Jasper (38:37) Visit autoRFP.ai. We focus on specific areas—great fit for software and finance, less so for highly bespoke construction use cases. We’re transparent; reach out if you disagree or want to add perspective. I welcome the debate.
Christina Carter (39:15) Jasper is a joy to talk to—smart, generous, approachable. Don’t let the title scare you; connect with him and follow his content. Thanks for joining us!
Q1: Do I still need a giant content library? Often no. A small, well-kept “light library” plus recent project answers and connected sources outperforms bloated libraries.
Q2: How do I reduce hallucinations? Preserve context (folder/source lineage), use strong categorization, and prioritize sources. Models perform when fed the right context.
Q3: What should I connect first? Start with high-signal sources (Confluence/Zendesk/Intercom). Fill gaps with Drive/SharePoint later. Choose a recency cutoff.
Q4: Agents or deterministic workflows? Agents = research/exploration. Deterministic workflows = repeatable, high-stakes generation (easier to optimize, consistent outputs).
Q5: Are longer answers better?

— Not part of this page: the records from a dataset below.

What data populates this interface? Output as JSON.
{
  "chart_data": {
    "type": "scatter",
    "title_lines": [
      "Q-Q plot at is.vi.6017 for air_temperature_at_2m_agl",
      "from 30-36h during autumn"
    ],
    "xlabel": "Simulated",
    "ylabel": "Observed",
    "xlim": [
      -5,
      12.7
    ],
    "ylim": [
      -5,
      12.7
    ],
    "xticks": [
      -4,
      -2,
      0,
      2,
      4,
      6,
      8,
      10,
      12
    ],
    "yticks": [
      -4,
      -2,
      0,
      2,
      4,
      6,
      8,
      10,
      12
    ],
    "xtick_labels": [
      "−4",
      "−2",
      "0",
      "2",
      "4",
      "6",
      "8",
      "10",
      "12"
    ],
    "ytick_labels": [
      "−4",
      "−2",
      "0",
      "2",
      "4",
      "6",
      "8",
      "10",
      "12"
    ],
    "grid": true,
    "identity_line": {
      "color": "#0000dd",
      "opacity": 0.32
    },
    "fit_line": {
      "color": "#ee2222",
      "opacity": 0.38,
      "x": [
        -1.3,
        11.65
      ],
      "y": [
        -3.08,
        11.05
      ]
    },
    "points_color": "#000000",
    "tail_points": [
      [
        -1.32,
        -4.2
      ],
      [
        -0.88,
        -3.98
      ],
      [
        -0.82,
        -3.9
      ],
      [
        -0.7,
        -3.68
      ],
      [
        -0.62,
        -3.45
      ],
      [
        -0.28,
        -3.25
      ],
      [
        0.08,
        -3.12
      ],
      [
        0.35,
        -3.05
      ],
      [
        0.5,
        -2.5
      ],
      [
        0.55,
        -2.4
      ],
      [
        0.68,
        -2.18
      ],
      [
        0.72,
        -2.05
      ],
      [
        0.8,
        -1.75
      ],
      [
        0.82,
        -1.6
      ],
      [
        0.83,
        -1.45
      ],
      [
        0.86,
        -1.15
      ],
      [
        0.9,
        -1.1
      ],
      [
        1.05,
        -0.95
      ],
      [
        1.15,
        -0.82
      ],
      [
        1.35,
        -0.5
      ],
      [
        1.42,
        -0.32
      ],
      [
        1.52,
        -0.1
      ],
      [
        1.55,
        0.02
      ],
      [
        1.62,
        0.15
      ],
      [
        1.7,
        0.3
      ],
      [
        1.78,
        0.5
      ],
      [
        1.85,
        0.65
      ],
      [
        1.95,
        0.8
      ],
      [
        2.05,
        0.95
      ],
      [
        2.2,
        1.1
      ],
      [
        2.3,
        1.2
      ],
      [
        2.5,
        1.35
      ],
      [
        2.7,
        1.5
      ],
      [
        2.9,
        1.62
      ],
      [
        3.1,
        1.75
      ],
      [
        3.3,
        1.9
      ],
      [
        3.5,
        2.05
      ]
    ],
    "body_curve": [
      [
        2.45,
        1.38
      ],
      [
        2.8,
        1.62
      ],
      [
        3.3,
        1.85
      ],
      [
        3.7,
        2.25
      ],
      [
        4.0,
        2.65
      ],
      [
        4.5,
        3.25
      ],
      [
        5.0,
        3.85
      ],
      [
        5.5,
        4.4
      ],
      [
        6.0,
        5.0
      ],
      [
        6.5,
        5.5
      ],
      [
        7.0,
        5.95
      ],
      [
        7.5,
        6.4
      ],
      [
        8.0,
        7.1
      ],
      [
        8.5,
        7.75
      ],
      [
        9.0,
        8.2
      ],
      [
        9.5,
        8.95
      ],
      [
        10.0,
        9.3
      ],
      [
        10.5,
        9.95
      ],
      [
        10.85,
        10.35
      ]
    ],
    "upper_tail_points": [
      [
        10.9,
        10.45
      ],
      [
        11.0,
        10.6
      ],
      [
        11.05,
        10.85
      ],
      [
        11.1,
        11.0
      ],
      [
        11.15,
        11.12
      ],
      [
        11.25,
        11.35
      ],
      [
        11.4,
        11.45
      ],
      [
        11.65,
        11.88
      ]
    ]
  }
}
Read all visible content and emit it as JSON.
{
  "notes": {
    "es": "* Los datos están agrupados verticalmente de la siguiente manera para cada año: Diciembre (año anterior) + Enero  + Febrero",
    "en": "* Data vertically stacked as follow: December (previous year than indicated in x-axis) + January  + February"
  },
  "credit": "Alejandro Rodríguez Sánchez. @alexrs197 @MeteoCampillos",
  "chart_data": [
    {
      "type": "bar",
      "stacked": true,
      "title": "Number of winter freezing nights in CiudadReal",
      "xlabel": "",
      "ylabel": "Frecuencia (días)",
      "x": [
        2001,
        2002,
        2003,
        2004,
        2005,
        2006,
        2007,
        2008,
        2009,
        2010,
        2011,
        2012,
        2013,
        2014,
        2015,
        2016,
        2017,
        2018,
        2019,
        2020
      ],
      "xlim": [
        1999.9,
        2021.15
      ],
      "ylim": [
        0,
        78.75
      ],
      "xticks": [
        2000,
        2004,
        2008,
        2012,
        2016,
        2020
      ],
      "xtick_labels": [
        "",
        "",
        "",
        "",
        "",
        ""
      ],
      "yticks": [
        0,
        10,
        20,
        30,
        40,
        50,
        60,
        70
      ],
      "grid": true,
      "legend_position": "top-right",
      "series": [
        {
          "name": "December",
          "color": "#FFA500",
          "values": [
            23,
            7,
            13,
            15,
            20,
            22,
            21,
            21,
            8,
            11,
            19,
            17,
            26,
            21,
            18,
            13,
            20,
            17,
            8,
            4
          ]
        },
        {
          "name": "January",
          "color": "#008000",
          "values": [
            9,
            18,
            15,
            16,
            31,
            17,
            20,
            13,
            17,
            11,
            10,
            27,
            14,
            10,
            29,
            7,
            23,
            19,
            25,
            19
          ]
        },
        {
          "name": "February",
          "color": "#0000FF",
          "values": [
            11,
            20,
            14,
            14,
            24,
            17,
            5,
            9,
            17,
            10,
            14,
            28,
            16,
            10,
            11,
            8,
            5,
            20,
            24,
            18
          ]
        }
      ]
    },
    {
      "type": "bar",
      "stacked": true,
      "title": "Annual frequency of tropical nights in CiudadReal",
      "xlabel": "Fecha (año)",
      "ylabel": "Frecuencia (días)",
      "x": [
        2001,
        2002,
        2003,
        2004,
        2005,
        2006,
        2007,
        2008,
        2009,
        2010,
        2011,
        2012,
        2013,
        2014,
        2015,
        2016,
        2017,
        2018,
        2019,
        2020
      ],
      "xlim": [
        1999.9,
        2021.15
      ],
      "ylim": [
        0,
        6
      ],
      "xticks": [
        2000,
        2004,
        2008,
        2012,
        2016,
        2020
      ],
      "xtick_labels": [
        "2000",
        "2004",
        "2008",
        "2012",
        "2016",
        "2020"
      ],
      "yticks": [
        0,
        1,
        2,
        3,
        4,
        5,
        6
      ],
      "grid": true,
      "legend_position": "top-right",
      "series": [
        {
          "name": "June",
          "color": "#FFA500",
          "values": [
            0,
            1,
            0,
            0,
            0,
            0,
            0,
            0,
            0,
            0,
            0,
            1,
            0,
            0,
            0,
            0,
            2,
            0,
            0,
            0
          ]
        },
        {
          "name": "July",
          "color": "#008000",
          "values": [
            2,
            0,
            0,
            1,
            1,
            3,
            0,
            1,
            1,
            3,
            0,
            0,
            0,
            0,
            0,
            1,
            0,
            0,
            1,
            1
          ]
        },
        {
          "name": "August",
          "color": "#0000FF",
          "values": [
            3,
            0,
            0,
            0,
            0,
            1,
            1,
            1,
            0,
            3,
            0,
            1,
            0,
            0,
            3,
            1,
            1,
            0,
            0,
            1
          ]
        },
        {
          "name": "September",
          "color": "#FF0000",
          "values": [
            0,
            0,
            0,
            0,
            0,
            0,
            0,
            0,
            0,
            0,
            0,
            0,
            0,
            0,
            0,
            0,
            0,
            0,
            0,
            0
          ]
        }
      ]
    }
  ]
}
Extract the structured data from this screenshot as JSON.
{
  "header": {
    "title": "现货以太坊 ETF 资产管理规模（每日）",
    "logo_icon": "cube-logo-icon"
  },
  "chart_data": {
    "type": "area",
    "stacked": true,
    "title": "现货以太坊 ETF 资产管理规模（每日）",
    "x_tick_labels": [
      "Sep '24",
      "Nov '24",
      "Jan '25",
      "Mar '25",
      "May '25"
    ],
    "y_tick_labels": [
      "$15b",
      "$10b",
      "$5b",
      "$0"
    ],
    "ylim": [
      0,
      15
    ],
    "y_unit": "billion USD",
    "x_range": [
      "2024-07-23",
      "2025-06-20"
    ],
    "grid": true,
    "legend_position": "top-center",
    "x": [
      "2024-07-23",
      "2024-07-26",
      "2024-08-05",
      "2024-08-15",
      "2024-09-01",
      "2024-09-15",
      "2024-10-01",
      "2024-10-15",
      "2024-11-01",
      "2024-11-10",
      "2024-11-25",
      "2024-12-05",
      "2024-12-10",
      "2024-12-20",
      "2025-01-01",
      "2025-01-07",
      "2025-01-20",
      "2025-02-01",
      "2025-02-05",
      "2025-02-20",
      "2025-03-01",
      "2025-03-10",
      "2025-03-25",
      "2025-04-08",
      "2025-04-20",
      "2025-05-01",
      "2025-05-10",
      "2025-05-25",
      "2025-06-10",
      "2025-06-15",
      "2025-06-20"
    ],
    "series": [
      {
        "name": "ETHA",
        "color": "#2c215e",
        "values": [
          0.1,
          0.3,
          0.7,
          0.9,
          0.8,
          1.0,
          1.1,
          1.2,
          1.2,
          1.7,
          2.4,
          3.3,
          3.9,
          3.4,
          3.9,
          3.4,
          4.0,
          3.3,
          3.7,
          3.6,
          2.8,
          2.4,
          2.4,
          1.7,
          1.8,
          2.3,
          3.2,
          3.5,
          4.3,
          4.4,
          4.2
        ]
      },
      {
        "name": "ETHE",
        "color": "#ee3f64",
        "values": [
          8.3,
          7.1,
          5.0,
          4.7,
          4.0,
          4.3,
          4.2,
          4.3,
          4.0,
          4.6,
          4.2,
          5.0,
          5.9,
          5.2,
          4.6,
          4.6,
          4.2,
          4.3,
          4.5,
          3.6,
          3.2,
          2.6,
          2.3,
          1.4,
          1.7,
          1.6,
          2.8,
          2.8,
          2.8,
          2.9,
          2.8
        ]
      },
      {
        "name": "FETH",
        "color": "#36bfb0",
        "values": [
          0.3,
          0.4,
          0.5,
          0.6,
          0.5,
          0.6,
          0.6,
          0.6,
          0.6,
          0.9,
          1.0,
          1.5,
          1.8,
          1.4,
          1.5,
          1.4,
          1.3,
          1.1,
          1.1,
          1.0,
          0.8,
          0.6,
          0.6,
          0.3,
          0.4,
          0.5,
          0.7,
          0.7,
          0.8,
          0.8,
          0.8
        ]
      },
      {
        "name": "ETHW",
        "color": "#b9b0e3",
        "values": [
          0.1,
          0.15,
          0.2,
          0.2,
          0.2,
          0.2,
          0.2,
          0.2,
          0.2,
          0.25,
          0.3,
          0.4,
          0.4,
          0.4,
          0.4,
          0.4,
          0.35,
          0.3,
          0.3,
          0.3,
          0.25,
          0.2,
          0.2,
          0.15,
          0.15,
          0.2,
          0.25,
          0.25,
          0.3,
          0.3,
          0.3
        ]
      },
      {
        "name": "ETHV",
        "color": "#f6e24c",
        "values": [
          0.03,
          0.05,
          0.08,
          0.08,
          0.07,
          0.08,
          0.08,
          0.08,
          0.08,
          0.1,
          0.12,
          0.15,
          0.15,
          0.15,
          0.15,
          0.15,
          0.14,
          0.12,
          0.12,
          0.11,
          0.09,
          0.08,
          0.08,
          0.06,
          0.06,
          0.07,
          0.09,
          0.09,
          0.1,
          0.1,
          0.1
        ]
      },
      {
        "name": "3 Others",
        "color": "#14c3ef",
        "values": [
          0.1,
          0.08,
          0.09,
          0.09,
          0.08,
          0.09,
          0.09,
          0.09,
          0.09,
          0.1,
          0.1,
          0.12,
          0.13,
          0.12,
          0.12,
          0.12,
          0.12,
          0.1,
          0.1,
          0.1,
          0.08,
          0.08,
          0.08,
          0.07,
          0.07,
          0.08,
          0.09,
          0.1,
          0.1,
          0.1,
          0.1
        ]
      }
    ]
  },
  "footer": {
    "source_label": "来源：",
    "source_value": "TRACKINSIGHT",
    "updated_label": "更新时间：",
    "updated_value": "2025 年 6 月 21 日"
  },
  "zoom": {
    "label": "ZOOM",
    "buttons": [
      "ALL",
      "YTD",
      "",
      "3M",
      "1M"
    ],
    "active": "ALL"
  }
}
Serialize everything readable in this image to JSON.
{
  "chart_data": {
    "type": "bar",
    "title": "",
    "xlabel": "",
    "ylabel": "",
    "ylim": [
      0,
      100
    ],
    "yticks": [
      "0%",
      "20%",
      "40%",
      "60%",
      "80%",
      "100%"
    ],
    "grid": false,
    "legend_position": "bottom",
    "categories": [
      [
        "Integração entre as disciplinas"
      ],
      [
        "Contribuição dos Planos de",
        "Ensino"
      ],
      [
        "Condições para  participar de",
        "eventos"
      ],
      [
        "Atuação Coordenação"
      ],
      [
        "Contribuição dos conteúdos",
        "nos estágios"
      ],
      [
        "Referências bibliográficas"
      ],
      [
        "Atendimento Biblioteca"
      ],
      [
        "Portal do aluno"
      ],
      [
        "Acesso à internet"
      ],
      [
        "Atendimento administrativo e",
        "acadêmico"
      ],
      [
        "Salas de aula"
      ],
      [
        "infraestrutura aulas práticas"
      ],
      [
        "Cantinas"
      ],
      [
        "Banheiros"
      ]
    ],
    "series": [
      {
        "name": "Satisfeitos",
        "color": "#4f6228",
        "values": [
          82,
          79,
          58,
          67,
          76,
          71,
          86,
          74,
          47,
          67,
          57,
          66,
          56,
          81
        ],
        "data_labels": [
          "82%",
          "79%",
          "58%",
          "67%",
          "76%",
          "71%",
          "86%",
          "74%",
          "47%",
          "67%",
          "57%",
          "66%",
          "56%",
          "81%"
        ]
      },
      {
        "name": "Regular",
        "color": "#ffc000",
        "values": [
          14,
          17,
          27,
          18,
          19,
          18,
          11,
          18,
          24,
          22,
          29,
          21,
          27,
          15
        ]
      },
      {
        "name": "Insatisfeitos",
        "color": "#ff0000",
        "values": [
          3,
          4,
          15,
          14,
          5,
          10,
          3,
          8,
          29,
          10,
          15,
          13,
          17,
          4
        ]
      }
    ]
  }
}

When they’re specific and proof-rich—often yes. Exception: keep security/DDQ concise to avoid rework.
Q6: Do SMEs have to populate the RFP system? Not if product/help documentation is excellent. Loop SMEs in for one-off edge cases during live RFPs.
Q7: Is a single source of truth realistic? Treat it as domain-based sources of truth with contextual preferences (e.g., region-specific) and fallbacks—not one perfect source.